I was glad to be left alone with my thoughts. I gave a grunt as I stretched my back to loosen stiff muscles while Boney trotted up alongside and nuzzled my hand. Pulling up my greatcoat collar against the biting cold wind, I reflected on how my circumstances had changed over recent weeks. While my cheeks froze, my innards burned with anger against the man whose success had relegated me to regimental duties.
The worst of it was that I had encouraged Grant to go on the mission that had brought him renown throughout the army. Hell, I had even wagered fifty guineas to tempt him. It was a ridiculous plan and I had been sure that he would end up with a French musket ball between his shoulder blades or captured. Either way he would have been out of my hair.
As the French had started to starve in their encampments, Grant had been whining about the lack of fresh meat and being forced to eat salt beef brought in by the navy. “There are plenty of cattle in the hills to the north of the French positions, guarded by the partisans,” I told him. “You can always ride through the French army and up into the hills, to bring some back down past the French again. If you think you can do all that, I would pay to see it.”
We had all laughed at his expense that night. No one thought it could be done – well, almost no one. Imagine my surprise next morning when we heard that Grant had seen Wellington to propose the scheme; and that this normally sensible man had offered him a bag of gold
to pay for the cattle if he got through.
He left late the following afternoon, wearing his British uniform and on fast horse, hoping to get through the French lines in the dark. Having attempted the same feat less than six months previously, I knew this was no easy thing even in a French uniform. Surely, I thought, the French would not let a British officer ride clean through their lines twice, especially when on the way back he would be bringing livestock past the now hungry men in blue. Several of us rode to see him off and, in my case, make sure he did not back out on the wager. He really did not have a clue what he was doing; he had not even brought a proper map, just some notes on a scrap of paper. I could not help but chuckle at the thought of him riding through the middle of a French encampment as the sun rose the next day.

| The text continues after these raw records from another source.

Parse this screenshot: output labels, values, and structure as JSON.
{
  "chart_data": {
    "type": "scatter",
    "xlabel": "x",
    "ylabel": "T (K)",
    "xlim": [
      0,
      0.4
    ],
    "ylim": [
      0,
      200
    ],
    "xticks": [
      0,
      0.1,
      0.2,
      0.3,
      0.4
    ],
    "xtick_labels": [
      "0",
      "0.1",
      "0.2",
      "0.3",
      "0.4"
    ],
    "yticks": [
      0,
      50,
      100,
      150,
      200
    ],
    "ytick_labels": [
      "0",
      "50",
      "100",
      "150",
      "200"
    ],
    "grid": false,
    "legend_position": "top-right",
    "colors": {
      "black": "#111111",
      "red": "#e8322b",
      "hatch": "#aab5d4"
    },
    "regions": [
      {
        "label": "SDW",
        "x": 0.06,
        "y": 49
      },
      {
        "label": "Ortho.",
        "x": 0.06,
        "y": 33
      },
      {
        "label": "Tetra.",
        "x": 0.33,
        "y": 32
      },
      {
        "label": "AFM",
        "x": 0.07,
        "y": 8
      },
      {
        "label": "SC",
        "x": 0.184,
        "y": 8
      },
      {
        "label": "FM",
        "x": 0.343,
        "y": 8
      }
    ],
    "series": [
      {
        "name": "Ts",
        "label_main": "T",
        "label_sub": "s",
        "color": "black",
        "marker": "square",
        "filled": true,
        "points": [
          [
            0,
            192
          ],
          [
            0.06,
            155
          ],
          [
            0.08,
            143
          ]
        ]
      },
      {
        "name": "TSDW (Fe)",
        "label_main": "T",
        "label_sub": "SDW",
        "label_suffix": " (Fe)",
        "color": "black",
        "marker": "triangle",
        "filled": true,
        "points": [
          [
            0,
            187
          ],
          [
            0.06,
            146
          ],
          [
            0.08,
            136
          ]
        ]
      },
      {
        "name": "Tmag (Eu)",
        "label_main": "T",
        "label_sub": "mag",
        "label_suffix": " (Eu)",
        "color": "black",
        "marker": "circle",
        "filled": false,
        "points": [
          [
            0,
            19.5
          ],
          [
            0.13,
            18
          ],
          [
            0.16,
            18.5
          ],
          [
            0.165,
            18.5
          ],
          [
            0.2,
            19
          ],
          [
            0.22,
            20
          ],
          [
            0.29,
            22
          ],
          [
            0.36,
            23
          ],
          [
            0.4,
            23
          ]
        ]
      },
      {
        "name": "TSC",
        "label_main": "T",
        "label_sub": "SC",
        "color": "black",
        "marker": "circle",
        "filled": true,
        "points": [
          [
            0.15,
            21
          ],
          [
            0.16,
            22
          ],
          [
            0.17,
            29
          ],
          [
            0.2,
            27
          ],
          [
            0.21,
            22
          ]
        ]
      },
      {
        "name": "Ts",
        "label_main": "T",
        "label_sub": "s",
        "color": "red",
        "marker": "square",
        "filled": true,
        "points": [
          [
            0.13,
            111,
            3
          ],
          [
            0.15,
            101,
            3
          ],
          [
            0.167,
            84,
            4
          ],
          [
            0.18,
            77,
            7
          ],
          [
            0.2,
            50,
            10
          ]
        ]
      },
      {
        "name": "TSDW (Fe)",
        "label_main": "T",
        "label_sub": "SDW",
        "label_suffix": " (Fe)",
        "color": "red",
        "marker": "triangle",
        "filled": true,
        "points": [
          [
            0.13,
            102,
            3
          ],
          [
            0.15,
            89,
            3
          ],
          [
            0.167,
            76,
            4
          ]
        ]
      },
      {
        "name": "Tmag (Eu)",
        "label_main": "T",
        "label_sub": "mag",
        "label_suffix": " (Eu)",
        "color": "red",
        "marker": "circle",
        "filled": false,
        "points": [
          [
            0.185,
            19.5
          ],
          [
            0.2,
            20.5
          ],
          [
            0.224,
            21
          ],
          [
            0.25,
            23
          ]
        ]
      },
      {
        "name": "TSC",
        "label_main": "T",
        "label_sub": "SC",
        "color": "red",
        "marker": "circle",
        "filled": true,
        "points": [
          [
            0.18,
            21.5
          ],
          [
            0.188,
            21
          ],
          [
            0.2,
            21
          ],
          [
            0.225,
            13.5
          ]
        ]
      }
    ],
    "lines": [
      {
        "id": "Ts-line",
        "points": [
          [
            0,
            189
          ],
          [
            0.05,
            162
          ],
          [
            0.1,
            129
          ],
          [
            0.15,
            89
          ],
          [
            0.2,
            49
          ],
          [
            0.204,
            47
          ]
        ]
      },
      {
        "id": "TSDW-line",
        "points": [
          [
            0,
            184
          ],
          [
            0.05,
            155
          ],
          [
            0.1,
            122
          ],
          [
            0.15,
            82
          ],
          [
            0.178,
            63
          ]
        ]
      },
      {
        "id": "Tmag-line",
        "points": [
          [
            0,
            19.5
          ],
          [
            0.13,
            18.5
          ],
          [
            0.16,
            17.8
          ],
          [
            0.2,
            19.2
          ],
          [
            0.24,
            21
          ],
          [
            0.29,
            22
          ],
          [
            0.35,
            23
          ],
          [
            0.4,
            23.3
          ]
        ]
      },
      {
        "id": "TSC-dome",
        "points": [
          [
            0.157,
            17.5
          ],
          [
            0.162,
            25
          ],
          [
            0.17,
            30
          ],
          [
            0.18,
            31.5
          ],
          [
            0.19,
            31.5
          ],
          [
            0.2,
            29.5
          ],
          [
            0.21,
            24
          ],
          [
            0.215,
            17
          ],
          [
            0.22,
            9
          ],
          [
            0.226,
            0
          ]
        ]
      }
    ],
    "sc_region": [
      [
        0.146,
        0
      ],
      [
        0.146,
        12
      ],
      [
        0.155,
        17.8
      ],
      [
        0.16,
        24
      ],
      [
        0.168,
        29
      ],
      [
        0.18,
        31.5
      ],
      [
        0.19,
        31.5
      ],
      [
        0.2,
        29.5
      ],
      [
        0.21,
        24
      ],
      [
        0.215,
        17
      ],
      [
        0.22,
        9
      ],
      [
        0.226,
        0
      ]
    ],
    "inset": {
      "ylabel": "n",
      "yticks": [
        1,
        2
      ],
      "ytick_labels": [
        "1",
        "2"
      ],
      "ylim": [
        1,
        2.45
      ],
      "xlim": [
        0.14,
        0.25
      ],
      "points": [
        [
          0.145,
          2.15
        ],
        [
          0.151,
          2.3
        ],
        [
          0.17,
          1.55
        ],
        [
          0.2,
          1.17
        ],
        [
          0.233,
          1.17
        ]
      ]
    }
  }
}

I wasn’t laughing three weeks later when we received reports, sent down the semaphore signalling stations from the forward sentries, that a herd of cattle was approaching. I could not believe it. My friend Campbell and I joined some of the other staff to ride out and see for ourselves. There coming through the first line of fortifications we found an exceedingly smug Captain Colquhoun Grant, with a watchful partisan riding by his side. Behind them were sixty head of cattle with a couple of drovers moving them along. Beyond those a long mule train could be seen lumbering up the slope under a burden of grain sacks, and behind those the start of a flock of sheep, again with more mounted drovers. It was an astonishing sight, especially given that all of it must have been driven through the hungry French army.
As the other officers rode forward to congratulate Grant, Campbell turned to me. “There is something not quite canny about this.”
“Not canny!” I exploded. “This smells fishier than Billingsgate fish market. For Christ’s sake, the cattle are still wearing their bells. My aged, deaf Aunt Agatha could have heard them coming, so why couldn’t the French?” I wasn’t exaggerating either: while a few of the bells were made of thin metal, the rest were of the wooden clacker variety, but they still made a lot of noise as the herd moved towards us.